Friday, Jul. 08, 1966
Little Memsahibs
TWO UNDER THE INDIAN SUN by Jon and Rumer Godden. 240 pages. Knopf, Viking. $5.50.
Fifty years ago, eight-year-old Rumer Godden began to write a novel. "Peggy," read one memorable sentence, "looked round and saw a tigiger and a loin roring at her."
"But she was in the garden," protested Rumer's kibitzing nine-year-old sister Jon. "There wouldn't have been a tiger or a lion."
"It doesn't matter," said Rumer. "This is writing."
The Godden sisters are now successful British novelists, and when Rumer (Black Narcissus, The River) and Jon (The Seven Islands, The Peacock) use India as a locale, reality still does not impinge on the writing.
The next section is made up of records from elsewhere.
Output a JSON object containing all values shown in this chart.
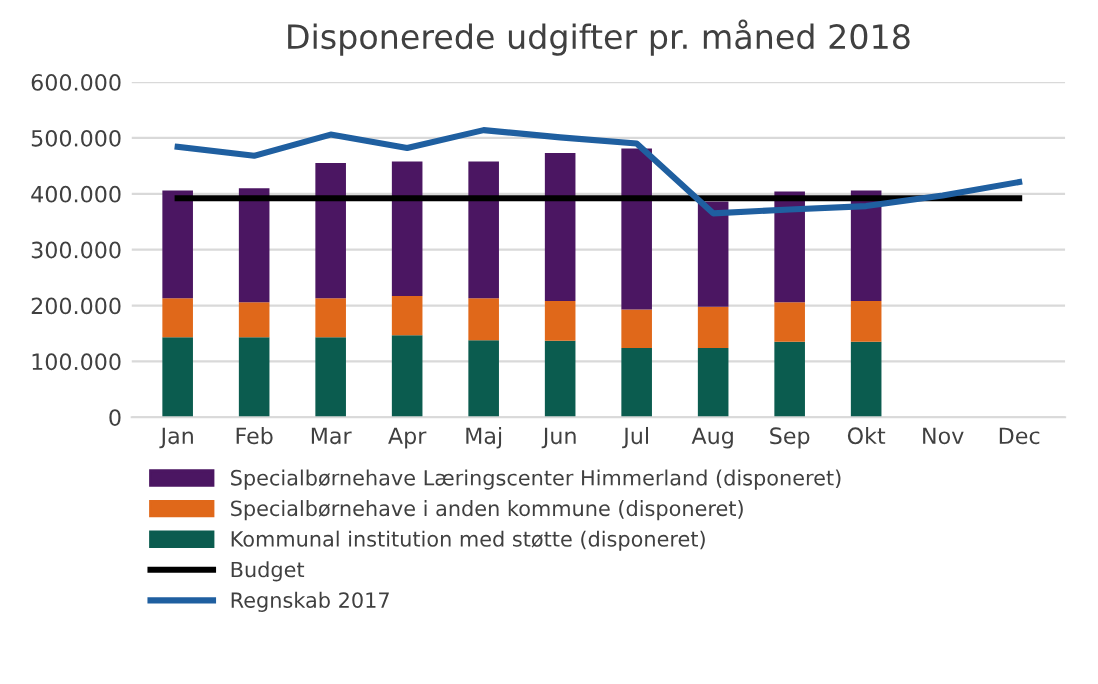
{
  "chart_data": {
    "type": "bar",
    "title": "Disponerede udgifter pr. måned 2018",
    "stacked": true,
    "categories": [
      "Jan",
      "Feb",
      "Mar",
      "Apr",
      "Maj",
      "Jun",
      "Jul",
      "Aug",
      "Sep",
      "Okt",
      "Nov",
      "Dec"
    ],
    "series": [
      {
        "name": "Kommunal institution med støtte (disponeret)",
        "color": "#0b5c4f",
        "values": [
          143000,
          143000,
          143000,
          147000,
          138000,
          137000,
          124000,
          124000,
          135000,
          135000,
          null,
          null
        ]
      },
      {
        "name": "Specialbørnehave i anden kommune (disponeret)",
        "color": "#e0681a",
        "values": [
          70000,
          63000,
          70000,
          70000,
          75000,
          71000,
          69000,
          74000,
          71000,
          73000,
          null,
          null
        ]
      },
      {
        "name": "Specialbørnehave Læringscenter Himmerland (disponeret)",
        "color": "#4b1662",
        "values": [
          193000,
          204000,
          242000,
          241000,
          245000,
          265000,
          288000,
          188000,
          198000,
          198000,
          null,
          null
        ]
      },
      {
        "name": "Budget",
        "type": "line",
        "color": "#000000",
        "values": [
          392000,
          392000,
          392000,
          392000,
          392000,
          392000,
          392000,
          392000,
          392000,
          392000,
          392000,
          392000
        ]
      },
      {
        "name": "Regnskab 2017",
        "type": "line",
        "color": "#1f5fa0",
        "values": [
          484000,
          468000,
          506000,
          482000,
          514000,
          501000,
          490000,
          365000,
          372000,
          378000,
          397000,
          421000
        ]
      }
    ],
    "ylim": [
      0,
      600000
    ],
    "yticks": [
      0,
      {
        "value": 100000,
        "label": "100.000"
      },
      {
        "value": 200000,
        "label": "200.000"
      },
      {
        "value": 300000,
        "label": "300.000"
      },
      {
        "value": 400000,
        "label": "400.000"
      },
      {
        "value": 500000,
        "label": "500.000"
      },
      {
        "value": 600000,
        "label": "600.000"
      }
    ],
    "grid": "y",
    "legend": "bottom",
    "marker": "none"
  }
}
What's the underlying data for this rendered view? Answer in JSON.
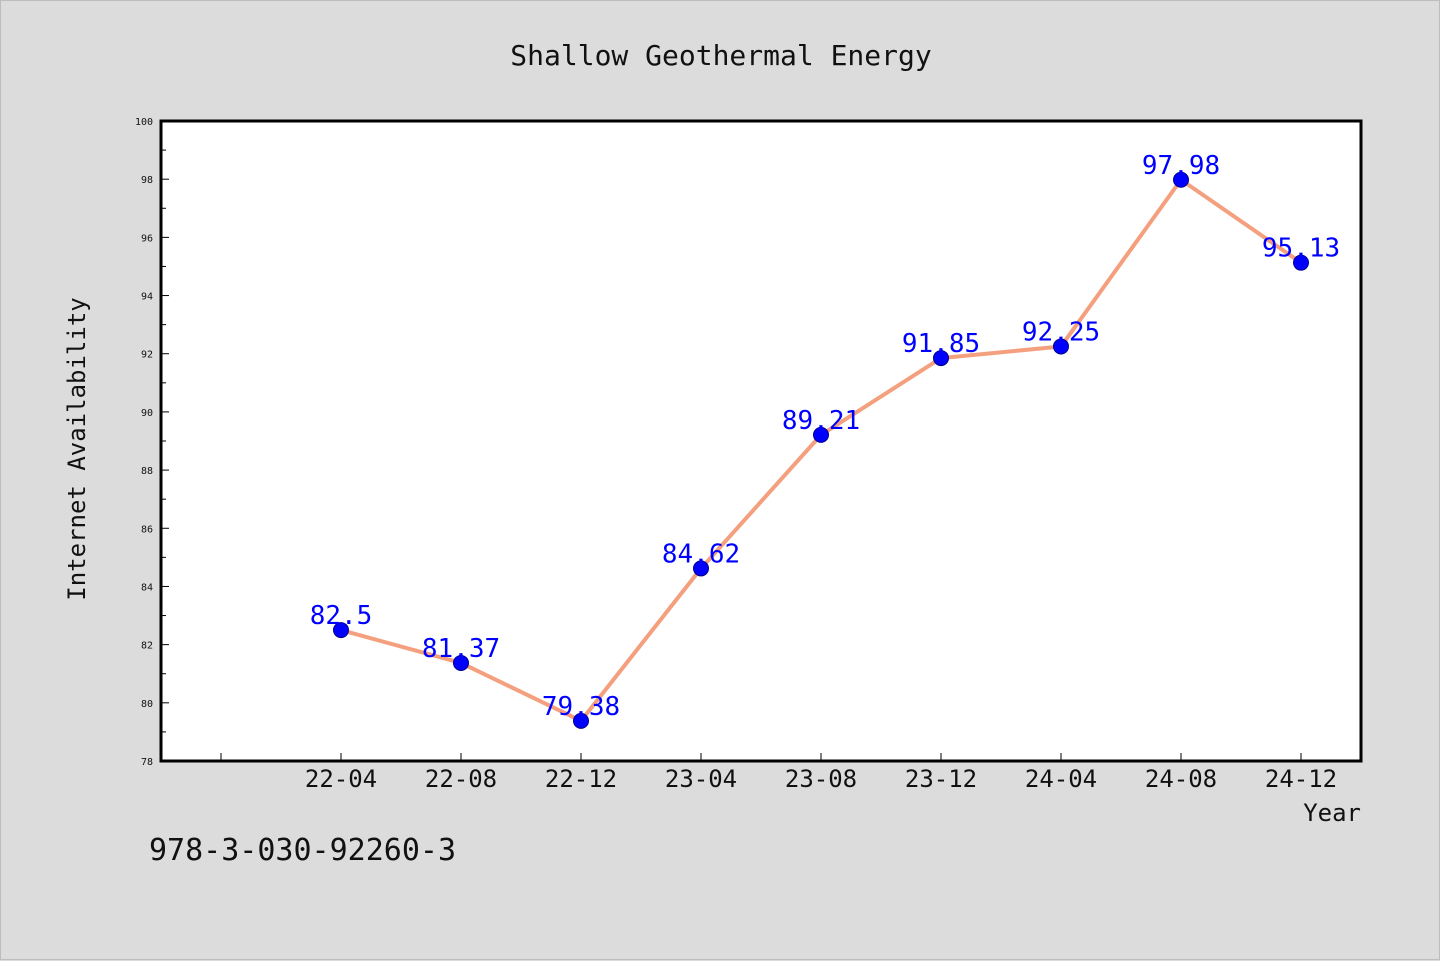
{
  "chart_data": {
    "type": "line",
    "title": "Shallow Geothermal Energy",
    "xlabel": "Year",
    "ylabel": "Internet Availability",
    "categories": [
      "22-04",
      "22-08",
      "22-12",
      "23-04",
      "23-08",
      "23-12",
      "24-04",
      "24-08",
      "24-12"
    ],
    "series": [
      {
        "values": [
          82.5,
          81.37,
          79.38,
          84.62,
          89.21,
          91.85,
          92.25,
          97.98,
          95.13
        ],
        "labels": [
          "82.5",
          "81.37",
          "79.38",
          "84.62",
          "89.21",
          "91.85",
          "92.25",
          "97.98",
          "95.13"
        ],
        "line_color": "#f4a07f",
        "marker_color": "#0000ff"
      }
    ],
    "ylim": [
      78,
      100
    ],
    "yticks": [
      "78",
      "80",
      "82",
      "84",
      "86",
      "88",
      "90",
      "92",
      "94",
      "96",
      "98",
      "100"
    ],
    "grid": false,
    "legend": "none"
  },
  "footnote": "978-3-030-92260-3"
}
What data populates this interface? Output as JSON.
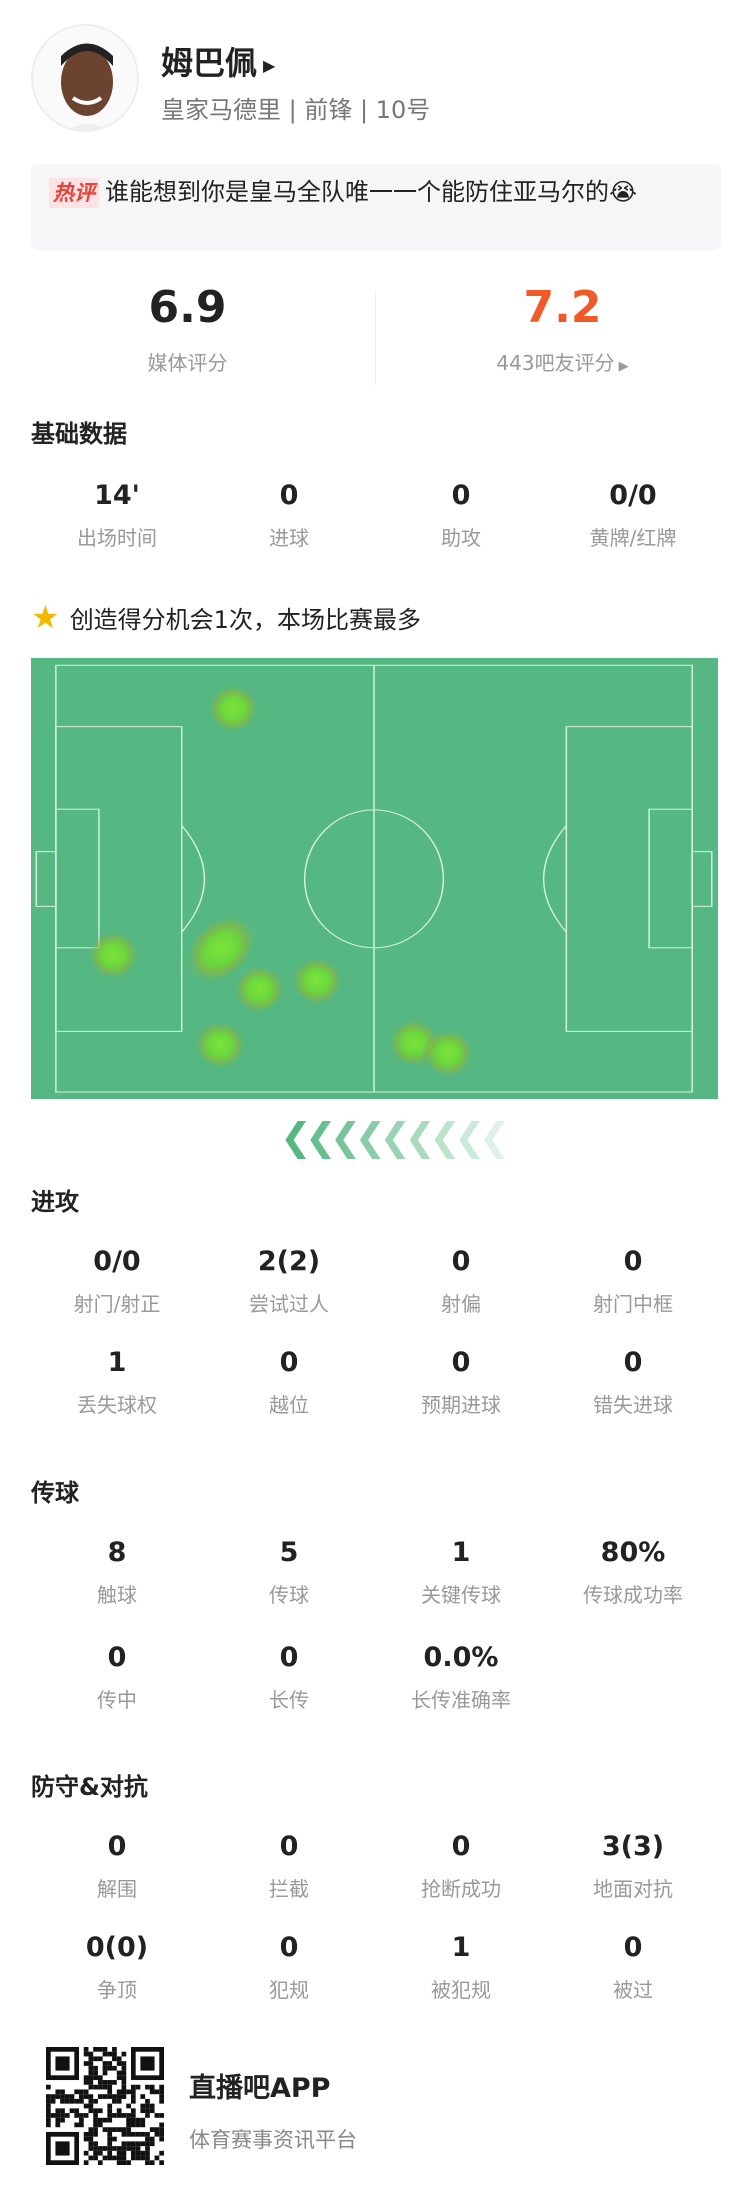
{
  "player": {
    "name": "姆巴佩",
    "team": "皇家马德里",
    "position": "前锋",
    "number": "10号",
    "subtitle": "皇家马德里 | 前锋 | 10号"
  },
  "hot_comment": {
    "tag": "热评",
    "text": "谁能想到你是皇马全队唯一一个能防住亚马尔的",
    "emoji": "crying-emoji"
  },
  "ratings": {
    "media": {
      "value": "6.9",
      "label": "媒体评分"
    },
    "fans": {
      "value": "7.2",
      "label": "443吧友评分",
      "color": "#f05a28"
    }
  },
  "basic": {
    "title": "基础数据",
    "stats": [
      {
        "value": "14'",
        "label": "出场时间"
      },
      {
        "value": "0",
        "label": "进球"
      },
      {
        "value": "0",
        "label": "助攻"
      },
      {
        "value": "0/0",
        "label": "黄牌/红牌"
      }
    ]
  },
  "highlight": {
    "icon": "star-icon",
    "text": "创造得分机会1次，本场比赛最多"
  },
  "heatmap": {
    "pitch_color": "#55b882",
    "attack_direction": "left",
    "spots_m": [
      [
        29.3,
        6.9
      ],
      [
        9.5,
        46.2
      ],
      [
        27.3,
        45.2
      ],
      [
        33.6,
        51.6
      ],
      [
        43.1,
        50.3
      ],
      [
        27.1,
        60.5
      ],
      [
        59.1,
        60.2
      ],
      [
        64.7,
        61.8
      ]
    ]
  },
  "attack": {
    "title": "进攻",
    "stats": [
      {
        "value": "0/0",
        "label": "射门/射正"
      },
      {
        "value": "2(2)",
        "label": "尝试过人"
      },
      {
        "value": "0",
        "label": "射偏"
      },
      {
        "value": "0",
        "label": "射门中框"
      },
      {
        "value": "1",
        "label": "丢失球权"
      },
      {
        "value": "0",
        "label": "越位"
      },
      {
        "value": "0",
        "label": "预期进球"
      },
      {
        "value": "0",
        "label": "错失进球"
      }
    ]
  },
  "passing": {
    "title": "传球",
    "stats": [
      {
        "value": "8",
        "label": "触球"
      },
      {
        "value": "5",
        "label": "传球"
      },
      {
        "value": "1",
        "label": "关键传球"
      },
      {
        "value": "80%",
        "label": "传球成功率"
      },
      {
        "value": "0",
        "label": "传中"
      },
      {
        "value": "0",
        "label": "长传"
      },
      {
        "value": "0.0%",
        "label": "长传准确率"
      }
    ]
  },
  "defense": {
    "title": "防守&对抗",
    "stats": [
      {
        "value": "0",
        "label": "解围"
      },
      {
        "value": "0",
        "label": "拦截"
      },
      {
        "value": "0",
        "label": "抢断成功"
      },
      {
        "value": "3(3)",
        "label": "地面对抗"
      },
      {
        "value": "0(0)",
        "label": "争顶"
      },
      {
        "value": "0",
        "label": "犯规"
      },
      {
        "value": "1",
        "label": "被犯规"
      },
      {
        "value": "0",
        "label": "被过"
      }
    ]
  },
  "footer": {
    "app_name": "直播吧APP",
    "tagline": "体育赛事资讯平台"
  }
}
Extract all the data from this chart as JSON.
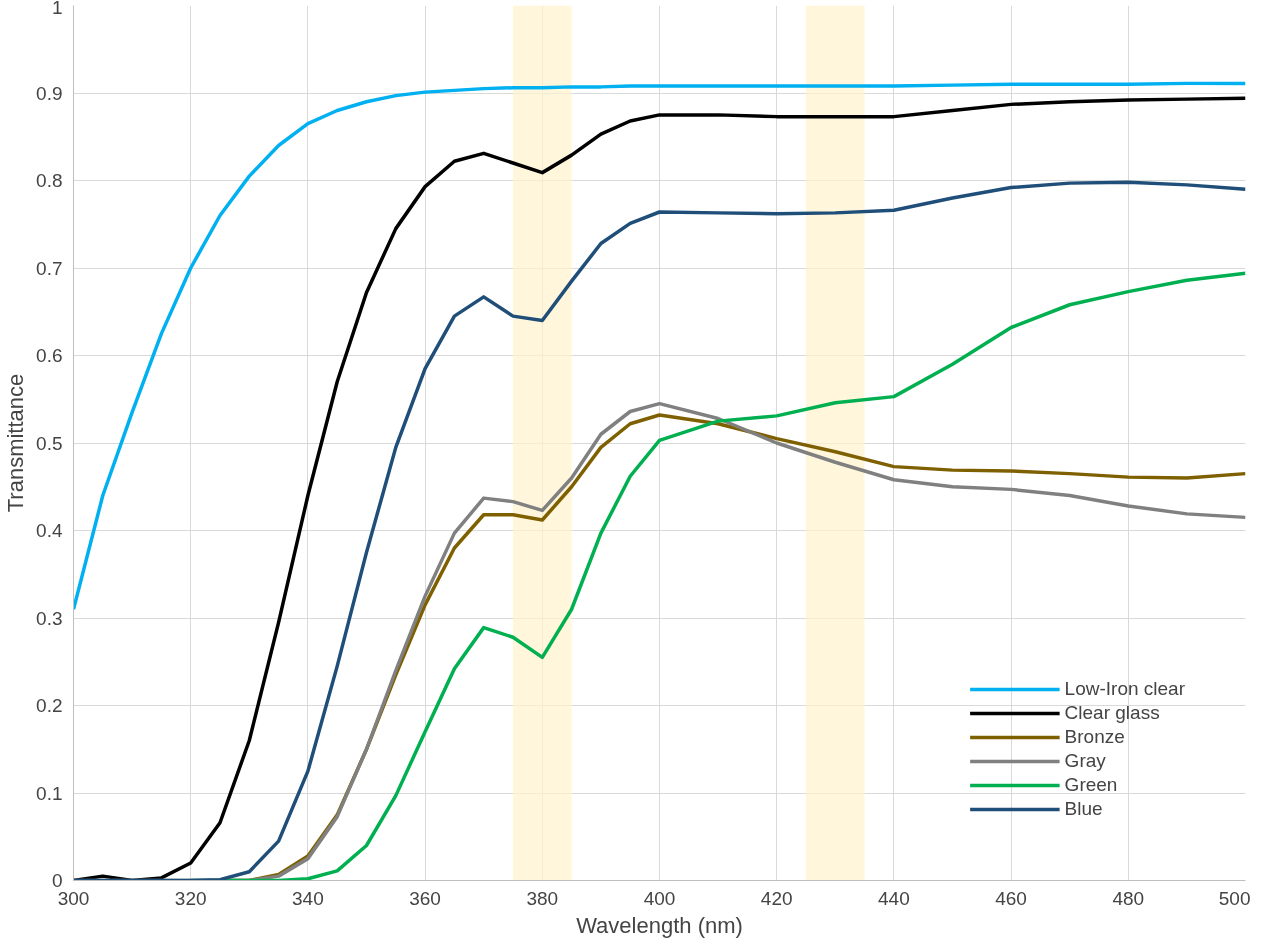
{
  "chart_data": {
    "type": "line",
    "xlabel": "Wavelength (nm)",
    "ylabel": "Transmittance",
    "x": [
      300,
      305,
      310,
      315,
      320,
      325,
      330,
      335,
      340,
      345,
      350,
      355,
      360,
      365,
      370,
      375,
      380,
      385,
      390,
      395,
      400,
      410,
      420,
      430,
      440,
      450,
      460,
      470,
      480,
      490,
      500
    ],
    "series": [
      {
        "name": "Low-Iron clear",
        "color": "#00b0f0",
        "values": [
          0.31,
          0.44,
          0.535,
          0.625,
          0.7,
          0.76,
          0.805,
          0.84,
          0.865,
          0.88,
          0.89,
          0.897,
          0.901,
          0.903,
          0.905,
          0.906,
          0.906,
          0.907,
          0.907,
          0.908,
          0.908,
          0.908,
          0.908,
          0.908,
          0.908,
          0.909,
          0.91,
          0.91,
          0.91,
          0.911,
          0.911
        ]
      },
      {
        "name": "Clear glass",
        "color": "#000000",
        "values": [
          0,
          0.005,
          0,
          0.003,
          0.02,
          0.066,
          0.16,
          0.295,
          0.44,
          0.57,
          0.672,
          0.745,
          0.793,
          0.822,
          0.831,
          0.82,
          0.809,
          0.829,
          0.853,
          0.868,
          0.875,
          0.875,
          0.873,
          0.873,
          0.873,
          0.88,
          0.887,
          0.89,
          0.892,
          0.893,
          0.894
        ]
      },
      {
        "name": "Bronze",
        "color": "#7f6000",
        "values": [
          null,
          null,
          null,
          null,
          null,
          0,
          0,
          0.007,
          0.028,
          0.075,
          0.15,
          0.235,
          0.315,
          0.38,
          0.418,
          0.418,
          0.412,
          0.45,
          0.495,
          0.522,
          0.532,
          0.522,
          0.505,
          0.49,
          0.473,
          0.469,
          0.468,
          0.465,
          0.461,
          0.46,
          0.465
        ]
      },
      {
        "name": "Gray",
        "color": "#808080",
        "values": [
          0,
          0,
          0,
          0,
          0,
          0,
          0,
          0.005,
          0.025,
          0.073,
          0.15,
          0.24,
          0.325,
          0.397,
          0.437,
          0.433,
          0.423,
          0.46,
          0.51,
          0.536,
          0.545,
          0.528,
          0.5,
          0.478,
          0.458,
          0.45,
          0.447,
          0.44,
          0.428,
          0.419,
          0.415
        ]
      },
      {
        "name": "Green",
        "color": "#00b050",
        "values": [
          null,
          null,
          null,
          null,
          0,
          0,
          0,
          0,
          0.002,
          0.011,
          0.04,
          0.097,
          0.17,
          0.242,
          0.289,
          0.278,
          0.255,
          0.31,
          0.397,
          0.462,
          0.503,
          0.525,
          0.531,
          0.546,
          0.553,
          0.59,
          0.632,
          0.658,
          0.673,
          0.686,
          0.694
        ]
      },
      {
        "name": "Blue",
        "color": "#1f4e79",
        "values": [
          0,
          0,
          0,
          0,
          0,
          0.001,
          0.01,
          0.045,
          0.125,
          0.245,
          0.375,
          0.495,
          0.585,
          0.645,
          0.667,
          0.645,
          0.64,
          0.685,
          0.728,
          0.751,
          0.764,
          0.763,
          0.762,
          0.763,
          0.766,
          0.78,
          0.792,
          0.797,
          0.798,
          0.795,
          0.79
        ]
      }
    ],
    "xlim": [
      300,
      500
    ],
    "xticks": [
      300,
      320,
      340,
      360,
      380,
      400,
      420,
      440,
      460,
      480,
      500
    ],
    "ylim": [
      0,
      1
    ],
    "yticks": [
      0,
      0.1,
      0.2,
      0.3,
      0.4,
      0.5,
      0.6,
      0.7,
      0.8,
      0.9,
      1
    ],
    "bands": [
      {
        "axis": "x",
        "from": 375,
        "to": 385,
        "color": "#fff2cc"
      },
      {
        "axis": "x",
        "from": 425,
        "to": 435,
        "color": "#fff2cc"
      }
    ],
    "grid": true,
    "legend": "bottom right",
    "marker": "none",
    "line_style": "solid"
  }
}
Seen through their eyes, the vast Asian subcontinent becomes a setting instead of a place, muddy rivers are transformed into revered waters, reeking slums smell of curry and spice, and lacerating poverty is unflinchingly accepted.
This collaborative childhood autobiography evokes dreamy days in a sprawling house in East Bengal, where the Goddens' father was a steamship agent, and where, as petted and pampered little memsahibs, they had syces to care for their pony, dirzees to whip them up frilly frocks, ayahs and bearers to care for them. But the sisters were perceptive little girls, and if life was mostly a carefree and sheltered idyll, there was also an awareness of spuming life outside their garden wall. They recall with remarkable clarity the sights and sounds of the bazaars, of steamer trips through the river jungle of the Ganges Delta, of the slow cycle of the Indian year, from Diwali, the Hindu festival of lights, back again to the Moslem festival of Muharram. In a muted way there was tragedy, too. The sisters tell how Nitai, their meek sweeper, killed his beautiful daughter in a jealous rage after she moved in with Guru, the Godden family's gatekeeper.
It was not an ordinary childhood, and for all its special moments the sisters later agreed that it might have been better if they had been reared differently. "Better," said Jon, "but not nearly as interesting." Readers of this perhaps too romanticized, but still captivating memoir can agree. And they will also understand why it is that old Mother India never seems to let her adopted children go.